Equipped with the power to review riders, the new driver is not your typical cabbie. We know she is different, but does government?
A Government Catch-Up
Referring to Uber competitor Lyft, one federal judge said labor laws were passed to protect workers who had little bargaining power. Righting that imbalance somewhat, the laws mandate unemployment insurance, a minimum wage, overtime constraints, perhaps payment for employee expenses and Social Security.
By contrast, when a firm temporarily hires someone for a specific task, that individual has more leverage. Equipped with a skill the firm wants, that person can function successfully as an independent contractor. As a result, government need not intervene.
And therein lies the dilemma.
Government says it has to decide whether the sharing economy driver is an employee or an independent contractor. However, I suspect that they are asking the wrong question. Combining employee and independent contractor characteristics, drivers are both and they are neither.

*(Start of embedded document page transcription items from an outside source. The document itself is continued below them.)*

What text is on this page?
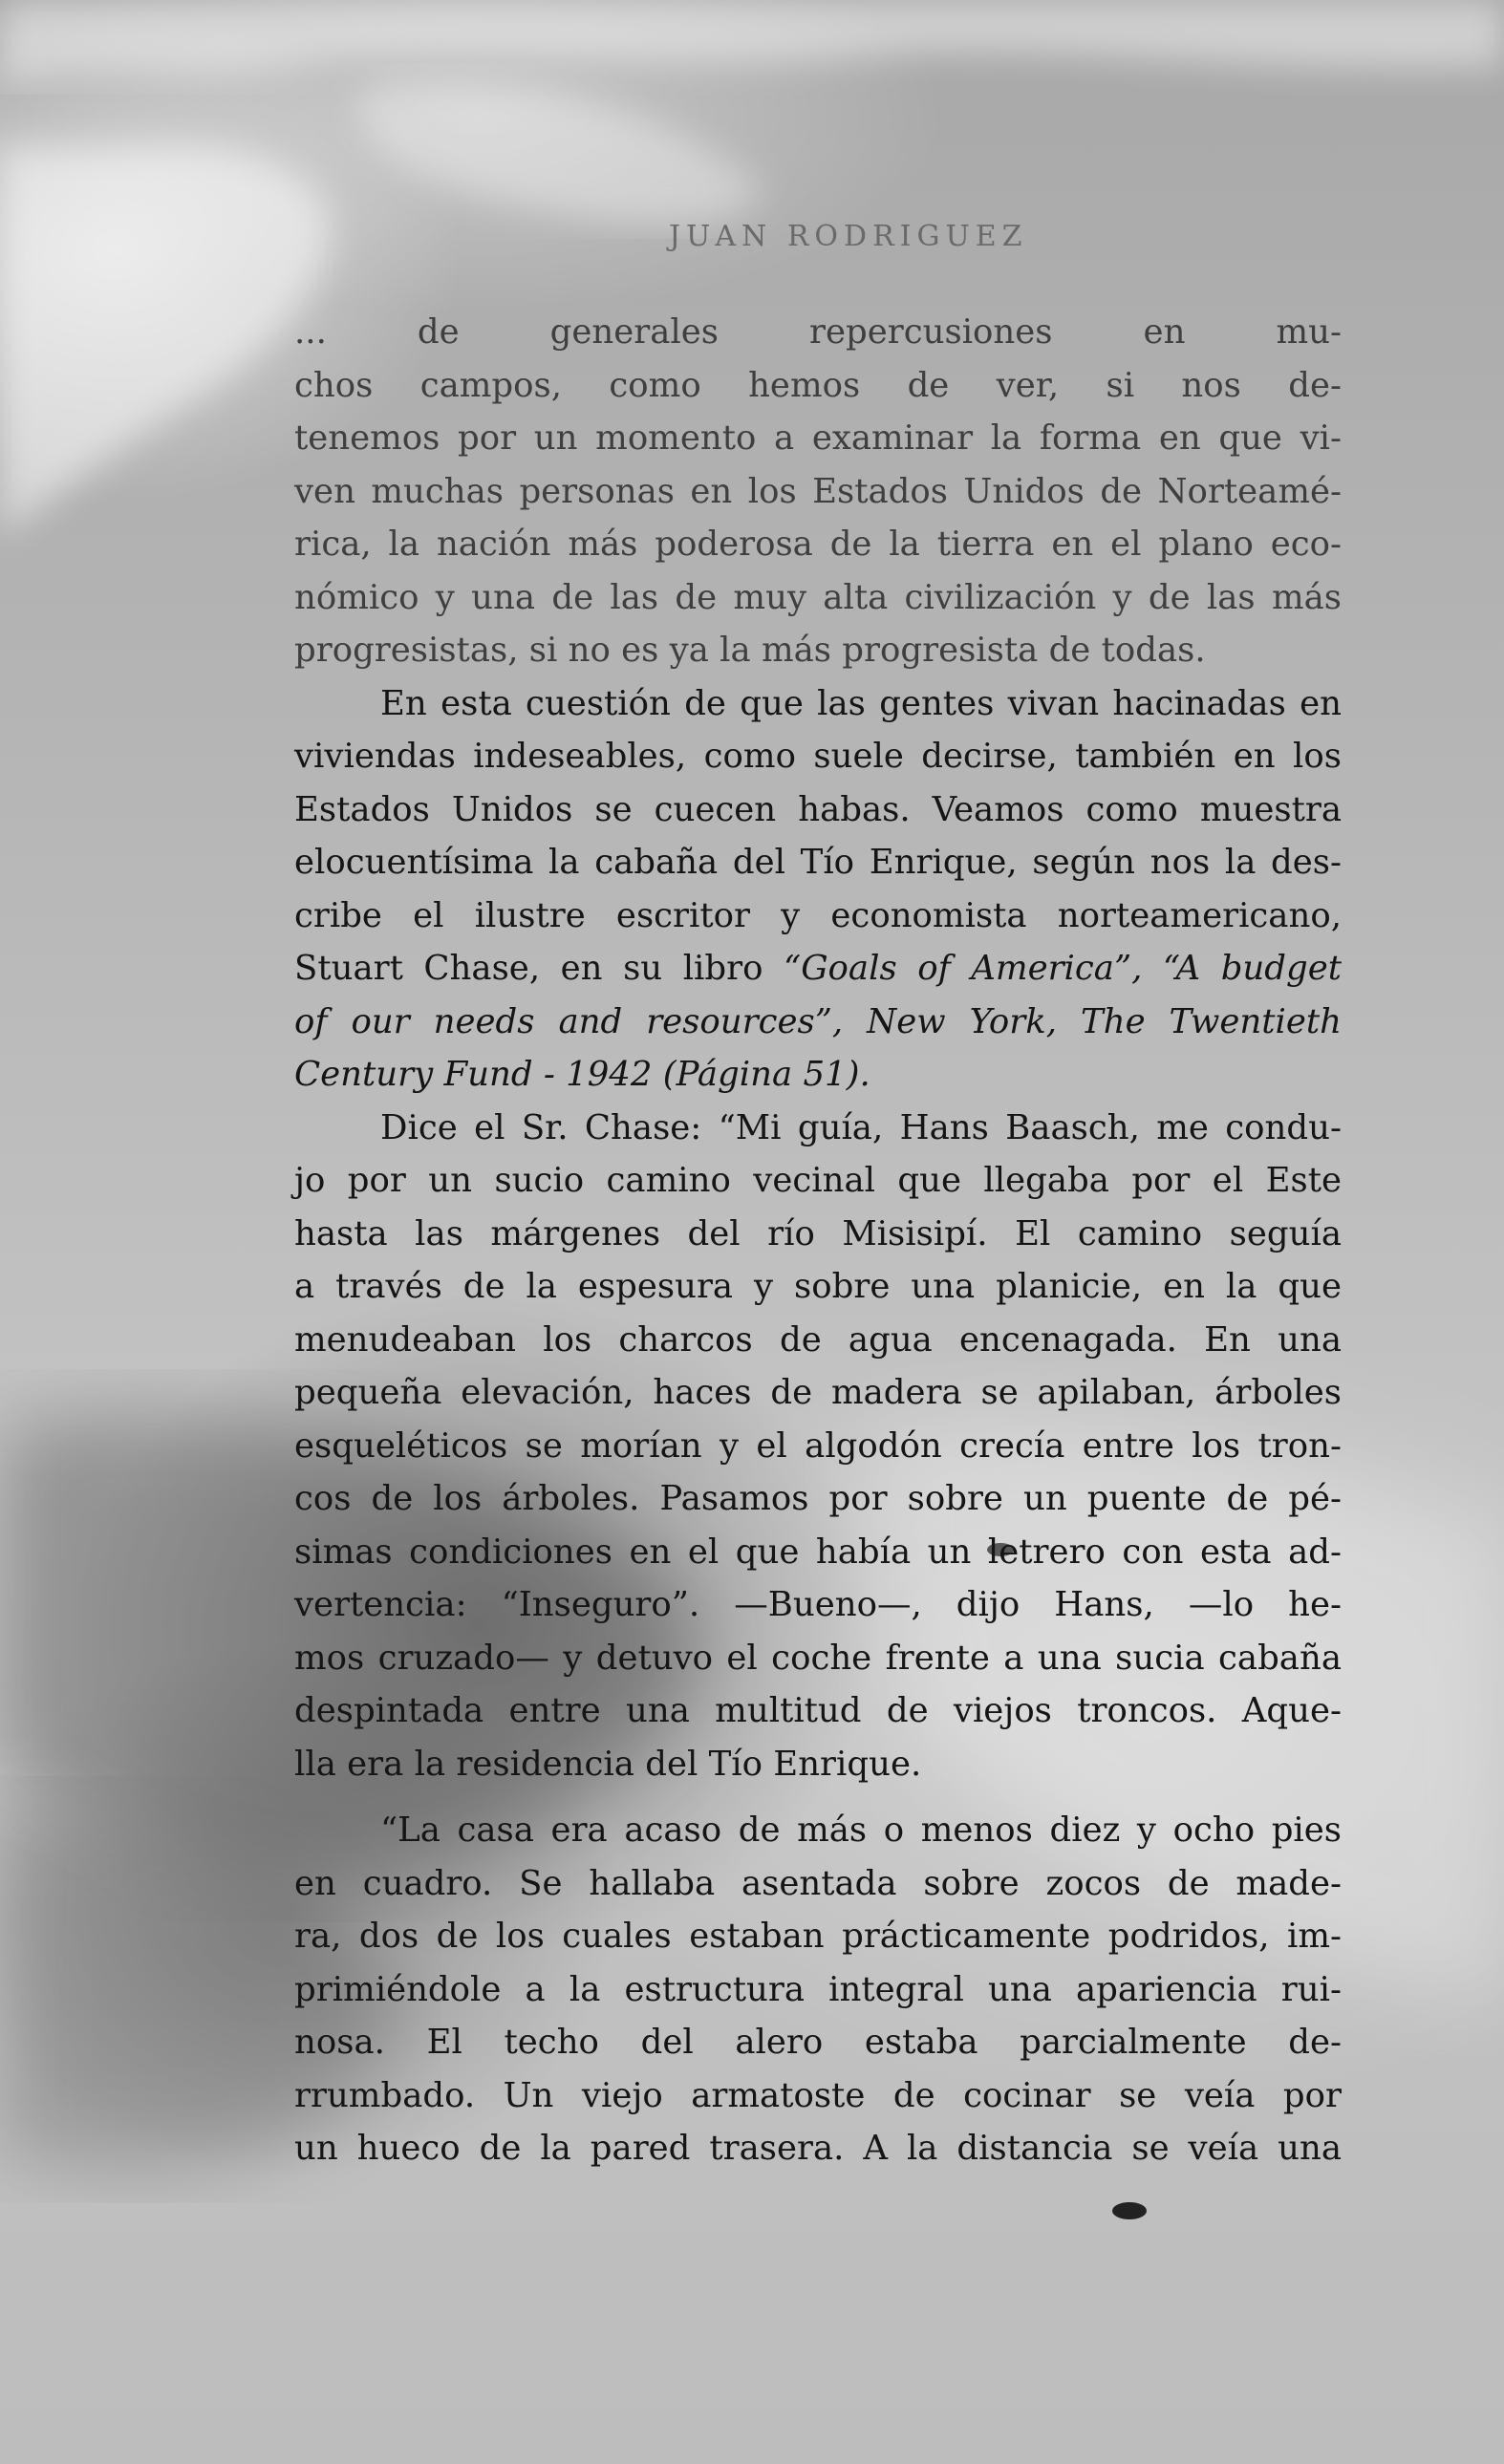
JUAN RODRIGUEZ

... de generales repercusiones en mu-
chos campos, como hemos de ver, si nos de-
tenemos por un momento a examinar la forma en que vi-
ven muchas personas en los Estados Unidos de Norteamé-
rica, la nación más poderosa de la tierra en el plano eco-
nómico y una de las de muy alta civilización y de las más
progresistas, si no es ya la más progresista de todas.

En esta cuestión de que las gentes vivan hacinadas en
viviendas indeseables, como suele decirse, también en los
Estados Unidos se cuecen habas. Veamos como muestra
elocuentísima la cabaña del Tío Enrique, según nos la des-
cribe el ilustre escritor y economista norteamericano,
Stuart Chase, en su libro “Goals of America”, “A budget
of our needs and resources”, New York, The Twentieth
Century Fund - 1942 (Página 51).

Dice el Sr. Chase: “Mi guía, Hans Baasch, me condu-
jo por un sucio camino vecinal que llegaba por el Este
hasta las márgenes del río Misisipí. El camino seguía
a través de la espesura y sobre una planicie, en la que
menudeaban los charcos de agua encenagada. En una
pequeña elevación, haces de madera se apilaban, árboles
esqueléticos se morían y el algodón crecía entre los tron-
cos de los árboles. Pasamos por sobre un puente de pé-
simas condiciones en el que había un letrero con esta ad-
vertencia: “Inseguro”. —Bueno—, dijo Hans, —lo he-
mos cruzado— y detuvo el coche frente a una sucia cabaña
despintada entre una multitud de viejos troncos. Aque-
lla era la residencia del Tío Enrique.

“La casa era acaso de más o menos diez y ocho pies
en cuadro. Se hallaba asentada sobre zocos de made-
ra, dos de los cuales estaban prácticamente podridos, im-
primiéndole a la estructura integral una apariencia rui-
nosa. El techo del alero estaba parcialmente de-
rrumbado. Un viejo armatoste de cocinar se veía por
un hueco de la pared trasera. A la distancia se veía una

Maybe we have a hybrid.
In a case involving Lyft drivers who claimed they were employees, a California federal judge said he was being asked to fit a square peg into one of two round holes. His problem? “The test the California courts have developed over the 20th century for classifying workers isn’t very helpful in addressing this 21st century problem.”
Our Bottom Line: Externalities
When a driver is classified as an employee and the firm’s expenses rise, its incentives change. It could hire fewer drivers, pay employees less per ride, offer less flexibility. On the other hand, as independent contractors, drivers are vulnerable to the requisites of a powerful business.
Perhaps the answer is a third worker category that generates positive externalities for businesses and drivers, but retains the incentive to evaluate riders.